There will be risk of low liquidity:
PFC is a government bond which is known for its stability and low-risk. However, the major problem here is that these types of bonds are not traded on a frequent basis. So, selling them will be one hell of a difficult task, especially when you are looking for quick earnings from interest fluctuation in other markets, you may want some liquid cash to be available in hand. Investing in the PFC bonds will prevent you from selling them off easily to get liquid cash. This is bad, really bad, especially if you have high risk appetite and prefer to play with short term gains.
Major economic collapse:
Like it or not, US economy is on the verge of major economic collapse very soon. When US collapses, the world economic will take a big blow in form of recession. India is today world’s 3rdlargest coal importer and this coals is mainly used in power industry. As world economy tumbles down, India’s indigenous power sector companies will take a massive hit. Losses taken by these companies will eventually reflect in PFC’s balance sheet. What happens then? You get it right?

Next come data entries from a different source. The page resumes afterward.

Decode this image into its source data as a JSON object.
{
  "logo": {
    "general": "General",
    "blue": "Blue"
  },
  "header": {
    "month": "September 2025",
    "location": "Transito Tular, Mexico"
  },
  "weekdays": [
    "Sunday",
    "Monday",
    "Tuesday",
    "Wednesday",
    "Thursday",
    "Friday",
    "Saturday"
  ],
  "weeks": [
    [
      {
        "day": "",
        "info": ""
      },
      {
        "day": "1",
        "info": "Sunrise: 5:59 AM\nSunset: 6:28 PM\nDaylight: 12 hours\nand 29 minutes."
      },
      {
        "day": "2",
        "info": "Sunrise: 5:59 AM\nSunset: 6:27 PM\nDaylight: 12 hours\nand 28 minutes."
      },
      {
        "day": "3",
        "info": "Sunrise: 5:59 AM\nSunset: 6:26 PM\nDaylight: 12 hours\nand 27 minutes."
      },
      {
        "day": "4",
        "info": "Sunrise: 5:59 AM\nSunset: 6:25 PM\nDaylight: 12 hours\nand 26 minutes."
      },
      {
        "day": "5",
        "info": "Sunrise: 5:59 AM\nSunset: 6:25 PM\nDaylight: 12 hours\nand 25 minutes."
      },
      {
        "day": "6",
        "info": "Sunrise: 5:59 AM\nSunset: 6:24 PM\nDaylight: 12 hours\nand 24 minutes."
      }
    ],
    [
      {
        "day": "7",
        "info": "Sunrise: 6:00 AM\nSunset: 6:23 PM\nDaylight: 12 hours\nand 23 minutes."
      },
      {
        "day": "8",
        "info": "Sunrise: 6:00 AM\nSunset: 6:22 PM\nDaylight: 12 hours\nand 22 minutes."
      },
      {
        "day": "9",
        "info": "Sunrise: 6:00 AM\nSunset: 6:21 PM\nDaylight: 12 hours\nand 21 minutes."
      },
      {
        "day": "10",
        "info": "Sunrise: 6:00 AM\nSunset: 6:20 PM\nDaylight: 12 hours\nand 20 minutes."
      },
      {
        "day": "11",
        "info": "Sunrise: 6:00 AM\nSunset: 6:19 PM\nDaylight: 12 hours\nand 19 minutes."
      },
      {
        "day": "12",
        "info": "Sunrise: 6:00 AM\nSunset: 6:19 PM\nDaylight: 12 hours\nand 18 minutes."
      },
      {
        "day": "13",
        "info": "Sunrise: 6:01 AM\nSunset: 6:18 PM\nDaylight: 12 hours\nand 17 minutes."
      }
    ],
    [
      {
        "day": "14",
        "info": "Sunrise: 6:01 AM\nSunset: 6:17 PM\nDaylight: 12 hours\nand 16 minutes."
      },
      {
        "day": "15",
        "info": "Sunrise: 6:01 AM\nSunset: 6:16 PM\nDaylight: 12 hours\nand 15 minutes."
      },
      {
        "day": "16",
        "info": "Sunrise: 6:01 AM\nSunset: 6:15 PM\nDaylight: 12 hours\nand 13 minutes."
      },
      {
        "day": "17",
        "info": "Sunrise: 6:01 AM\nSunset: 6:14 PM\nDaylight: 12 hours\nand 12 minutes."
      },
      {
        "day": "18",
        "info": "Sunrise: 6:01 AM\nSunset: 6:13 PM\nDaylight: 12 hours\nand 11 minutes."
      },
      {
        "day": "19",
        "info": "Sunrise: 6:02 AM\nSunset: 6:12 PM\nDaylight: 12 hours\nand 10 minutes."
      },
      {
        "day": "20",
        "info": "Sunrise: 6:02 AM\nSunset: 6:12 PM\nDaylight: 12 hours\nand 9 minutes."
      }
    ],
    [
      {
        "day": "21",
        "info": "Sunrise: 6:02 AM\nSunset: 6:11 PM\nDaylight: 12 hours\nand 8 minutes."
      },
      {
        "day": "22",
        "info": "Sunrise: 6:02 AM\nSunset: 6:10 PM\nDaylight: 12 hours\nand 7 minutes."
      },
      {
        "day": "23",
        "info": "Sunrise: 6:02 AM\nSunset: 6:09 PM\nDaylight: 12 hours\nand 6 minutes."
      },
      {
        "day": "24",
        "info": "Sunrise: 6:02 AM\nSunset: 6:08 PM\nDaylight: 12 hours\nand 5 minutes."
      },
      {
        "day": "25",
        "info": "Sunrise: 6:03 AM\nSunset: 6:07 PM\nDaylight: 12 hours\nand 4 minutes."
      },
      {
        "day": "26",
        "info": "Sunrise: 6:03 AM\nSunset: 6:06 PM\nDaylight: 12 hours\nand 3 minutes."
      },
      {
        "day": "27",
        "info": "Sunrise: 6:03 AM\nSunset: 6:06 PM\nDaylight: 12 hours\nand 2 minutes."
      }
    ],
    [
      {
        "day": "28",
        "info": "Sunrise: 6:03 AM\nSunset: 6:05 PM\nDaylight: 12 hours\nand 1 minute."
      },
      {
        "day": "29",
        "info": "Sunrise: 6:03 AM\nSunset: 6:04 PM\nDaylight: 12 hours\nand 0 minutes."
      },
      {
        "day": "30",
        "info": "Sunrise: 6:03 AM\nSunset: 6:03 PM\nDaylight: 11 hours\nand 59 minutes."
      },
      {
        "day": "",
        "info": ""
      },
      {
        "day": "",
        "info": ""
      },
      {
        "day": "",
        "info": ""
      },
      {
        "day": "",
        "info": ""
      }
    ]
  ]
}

In case you are not aware of how and why US economy will collapse, just Google it and you see experts talk about the imminent threat. Just a heads up about your research, US nation debt is now at 18.4 trillion USD. USA is completely bankrupt and Obama administration is gradually making it worse by every minute.
What do we suggest in this scenario? Maintain liquidity, play in short term investments and hold as much gold as possible because we will soon move into gold as world reserve currency.
There are alternative investment options like Mutual Funds that have way higher returns. In fact, there are some that have double interest rate as offered by PFC bonds and they are known for their safety. Even if you end up paying tax on your interest earnings from those bonds, you can still earn more.
Essentially, the advantages and disadvantages of PFC’s tax-free bond offerings are more or less balanced. However, your risk appetite and your understanding of how the whole world economy is integrated will determine whether you want to invest in PFC or not.
If you are asking for our opinion then we will say, avoid it because we prefer high risk markets and quick investments and we are also wary about the economic imbalance that is building up in US economy and European frontier. In such situations, we will always and always try to avoid anything that calls for long term investments. Now it is your decision.